History was one of the unexpected heirs of the Enlightenment. As we look at our past, what is true can be verified through scientific historical methods. But many of the stories we tell about our past cannot be historically verified. Therefore, they are probably not true.
Narrative Communication
I need us to lay aside, at least for a moment, the historically verified definition of truth. We recognize that many of the stories we read and tell our children convey truth, even if they are not based on historically verified events. They may be stories about right and wrong. They may intend to convey the truth about God and/or the nature of love and life.

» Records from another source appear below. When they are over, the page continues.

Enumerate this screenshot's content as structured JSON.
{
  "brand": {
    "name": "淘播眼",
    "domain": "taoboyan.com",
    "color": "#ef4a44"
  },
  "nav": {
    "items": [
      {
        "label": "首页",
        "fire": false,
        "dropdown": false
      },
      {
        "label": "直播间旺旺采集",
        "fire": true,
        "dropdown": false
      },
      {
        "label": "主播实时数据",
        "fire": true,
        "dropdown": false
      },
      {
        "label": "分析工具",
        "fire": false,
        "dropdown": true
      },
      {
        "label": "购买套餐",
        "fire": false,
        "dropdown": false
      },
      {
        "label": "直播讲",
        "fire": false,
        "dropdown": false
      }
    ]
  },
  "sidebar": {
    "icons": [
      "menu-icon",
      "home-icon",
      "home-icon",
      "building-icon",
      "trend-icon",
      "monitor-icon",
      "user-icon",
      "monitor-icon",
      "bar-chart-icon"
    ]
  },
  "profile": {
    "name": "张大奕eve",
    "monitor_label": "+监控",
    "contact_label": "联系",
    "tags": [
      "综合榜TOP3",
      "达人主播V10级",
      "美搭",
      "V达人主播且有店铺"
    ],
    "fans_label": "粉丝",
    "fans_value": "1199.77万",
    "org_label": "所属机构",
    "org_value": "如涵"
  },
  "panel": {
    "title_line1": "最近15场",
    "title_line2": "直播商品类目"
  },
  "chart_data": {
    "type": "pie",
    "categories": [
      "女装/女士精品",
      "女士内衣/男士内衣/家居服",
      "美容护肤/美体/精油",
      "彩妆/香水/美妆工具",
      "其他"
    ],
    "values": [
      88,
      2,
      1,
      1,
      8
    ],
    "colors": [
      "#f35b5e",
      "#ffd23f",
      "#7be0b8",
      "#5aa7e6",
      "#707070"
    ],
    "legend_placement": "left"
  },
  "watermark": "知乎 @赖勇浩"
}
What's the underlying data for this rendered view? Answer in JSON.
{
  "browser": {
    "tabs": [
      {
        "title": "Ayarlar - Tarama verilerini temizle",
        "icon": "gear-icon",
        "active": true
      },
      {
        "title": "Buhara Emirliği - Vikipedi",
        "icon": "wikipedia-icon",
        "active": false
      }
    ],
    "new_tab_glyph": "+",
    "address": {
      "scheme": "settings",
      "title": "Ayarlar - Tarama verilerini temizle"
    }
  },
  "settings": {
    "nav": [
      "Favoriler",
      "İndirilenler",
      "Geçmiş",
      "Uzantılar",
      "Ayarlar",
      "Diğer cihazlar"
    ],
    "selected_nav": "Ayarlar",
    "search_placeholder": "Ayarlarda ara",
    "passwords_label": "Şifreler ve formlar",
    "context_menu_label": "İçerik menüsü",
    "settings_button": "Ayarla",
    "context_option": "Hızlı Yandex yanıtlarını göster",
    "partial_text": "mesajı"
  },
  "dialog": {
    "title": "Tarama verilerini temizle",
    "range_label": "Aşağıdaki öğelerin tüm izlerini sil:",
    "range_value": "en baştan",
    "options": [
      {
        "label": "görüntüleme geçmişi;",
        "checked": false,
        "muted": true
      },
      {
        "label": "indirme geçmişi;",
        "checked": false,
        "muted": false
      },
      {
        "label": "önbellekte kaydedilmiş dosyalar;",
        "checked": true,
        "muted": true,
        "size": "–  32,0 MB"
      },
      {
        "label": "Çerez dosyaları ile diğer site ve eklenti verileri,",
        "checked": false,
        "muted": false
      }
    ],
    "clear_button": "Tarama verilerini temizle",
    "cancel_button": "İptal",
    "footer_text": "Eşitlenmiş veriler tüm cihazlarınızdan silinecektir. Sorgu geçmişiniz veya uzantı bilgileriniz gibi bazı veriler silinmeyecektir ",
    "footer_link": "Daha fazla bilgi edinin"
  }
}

That brings us to the first four chapters of Genesis: Chapter 1 affirms that God’s word and work are evident in the orderly world we have been given. Chapter 2 points us to the intimate world within God’s touch. Chapter 3 mourns the human decisions and actions that tragically spoil God’s orderly, intimate world. Chapter 4 insists that resorting to violence seriously ruptures God’s world and threatens to make violence the dominant way of life.
Genesis 1-4 comes to us from an oral culture. They accurately describe the character of God and the beautiful and discouraging world in which we live. Our ancient ancestors knew these were true stories millennia before we read them.
Eventually, we need to return to the post-Enlightenment culture in which we live and work today. But for a moment, let’s stay with our Bible and listen to these narratives.
The Narratives about the World
Look around at the beautiful, orderly world we have been given. We can depend on the rhythm of the seasons, the beauty of the trees, even the northern winter trees with their interwoven branches. Spring follows with longer days and the return of color. That’s followed by long, warm, even hot days, with a chance to be outside as the evening cools the day's heat.
Enjoy the intimacy of love and friendship. Relationships that carry your past and lift the present. I realize the value of love and friendship when I lose specific friends over time, distance, or circumstances. Genesis 2 reminds me that God knows it is not good for us to be lonely.
But the world is not all that God intended it to be. People make decisions that harm themselves and others, leading to unexpected tragedy. News programs have fallen into a litany of violence. This repetition of violence threatens to become the way of life on earth.
We live in a good and painful world, according to Genesis 1-4. That truth is embedded in those narratives, regardless of their historical verifiability. Arguing about their verifiability may cause us to lose sight of their truth.